Was tut ein Botschafter des Netzwerks „Erfolgsfaktor Familie“?

Meine Aufgabe ist es, in meinem Bundesland, also in Hessen, dafür zu werben, dass Unternehmen Maßnahmen für die Vereinbarkeit von Beruf und Familie unterstützen und initiieren. Mein Ziel ist es, dass möglichst viele mitziehen. Die Bundesfamilienministerin hat Botschafter ausgesucht, die in ihrem Unternehmen beispielgebend sind in dieser Thematik.

Inwiefern ist Fraport beispielgebend?

Wir betreiben in Frankfurt-Sindlingen mit Unterstützung der Stadt Frankfurt und anderen Unternehmen die Kinderkrippe „Arche“. Wir bieten unseren Mitarbeitern zusätzlich eine Notfall-Kinderbetreuung an, wenn zum Beispiel die Oma krank wird oder der Kindergarten in den Ferien zu hat. Beide Einrichtungen sind nur zehn Minuten vom Flughafen entfernt. Vom Alter von acht Wochen an können die Kinder in die Krippe kommen. Die Notfallbetreuung, Fluggi-Land genannt, ist für Kinder im Alter von einem Jahr bis zu zwölf Jahren offen. Solche Einrichtungen kosten natürlich Geld, aber der Aufwand zahlt sich aus. Die Motivation der Mitarbeiter ist höher, wenn sie wissen: Meine Firma tut etwas dafür, dass meine Kinder untergebracht werden können.

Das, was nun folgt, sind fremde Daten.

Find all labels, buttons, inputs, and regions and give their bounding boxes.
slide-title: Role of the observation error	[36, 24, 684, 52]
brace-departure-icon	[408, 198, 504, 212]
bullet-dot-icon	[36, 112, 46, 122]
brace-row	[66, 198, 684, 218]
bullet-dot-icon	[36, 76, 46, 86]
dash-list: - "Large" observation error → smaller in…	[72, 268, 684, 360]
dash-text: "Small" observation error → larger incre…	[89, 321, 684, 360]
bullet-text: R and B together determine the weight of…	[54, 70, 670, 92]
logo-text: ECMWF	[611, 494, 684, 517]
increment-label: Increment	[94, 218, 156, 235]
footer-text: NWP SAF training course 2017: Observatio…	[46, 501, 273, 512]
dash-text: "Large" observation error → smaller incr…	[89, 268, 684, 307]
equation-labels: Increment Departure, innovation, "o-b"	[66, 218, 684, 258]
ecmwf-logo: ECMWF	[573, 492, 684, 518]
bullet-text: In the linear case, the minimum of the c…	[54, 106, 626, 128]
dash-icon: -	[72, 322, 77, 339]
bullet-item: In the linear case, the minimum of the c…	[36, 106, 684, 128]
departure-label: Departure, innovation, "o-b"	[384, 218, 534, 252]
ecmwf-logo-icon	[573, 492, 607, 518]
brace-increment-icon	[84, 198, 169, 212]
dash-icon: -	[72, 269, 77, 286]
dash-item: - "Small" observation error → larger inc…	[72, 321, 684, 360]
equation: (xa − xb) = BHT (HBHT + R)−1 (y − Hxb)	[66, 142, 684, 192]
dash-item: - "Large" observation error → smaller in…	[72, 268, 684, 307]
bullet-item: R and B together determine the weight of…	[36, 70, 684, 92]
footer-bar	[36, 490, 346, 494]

Was geht Ihr Unternehmen die Kinderbetreuung eigentlich überhaupt an?

Ich halte es für wichtig, dass man die Verantwortung für die Vereinbarkeit von Beruf und Familie in den Betrieben zum Thema macht. Alle Gesetze nützen nichts, wenn sie nicht in der realen Arbeitswelt umgesetzt werden. Wir brauchen im Unternehmen, gerade in Führungspositionen, Männer und Frauen, vor allem junge Frauen, die hoch qualifiziert sind. Teilweise haben auch wir sie qualifiziert, zum Beispiel durch unser Traineeprogramm für Universitätsabsolventinnen. Das heißt, wir haben einen hohen Aufwand betrieben und wollen diese Frauen auch halten. In der Familiengründungsphase steht aber meistens die Frau vor der Frage, wie sie Beruf und Kinderwunsch vereinbart. Meistens tritt dann der Beruf in den Hintergrund. Die Erfahrung zeigt, dass wir viele Frauen verloren haben, zumindest temporär. Dem wollen wir entgegentreten. Außerdem denke ich generell politisch und finde, dass man in der Kinderbetreuung mehr tun muss, damit wieder mehr Kinder geboren werden.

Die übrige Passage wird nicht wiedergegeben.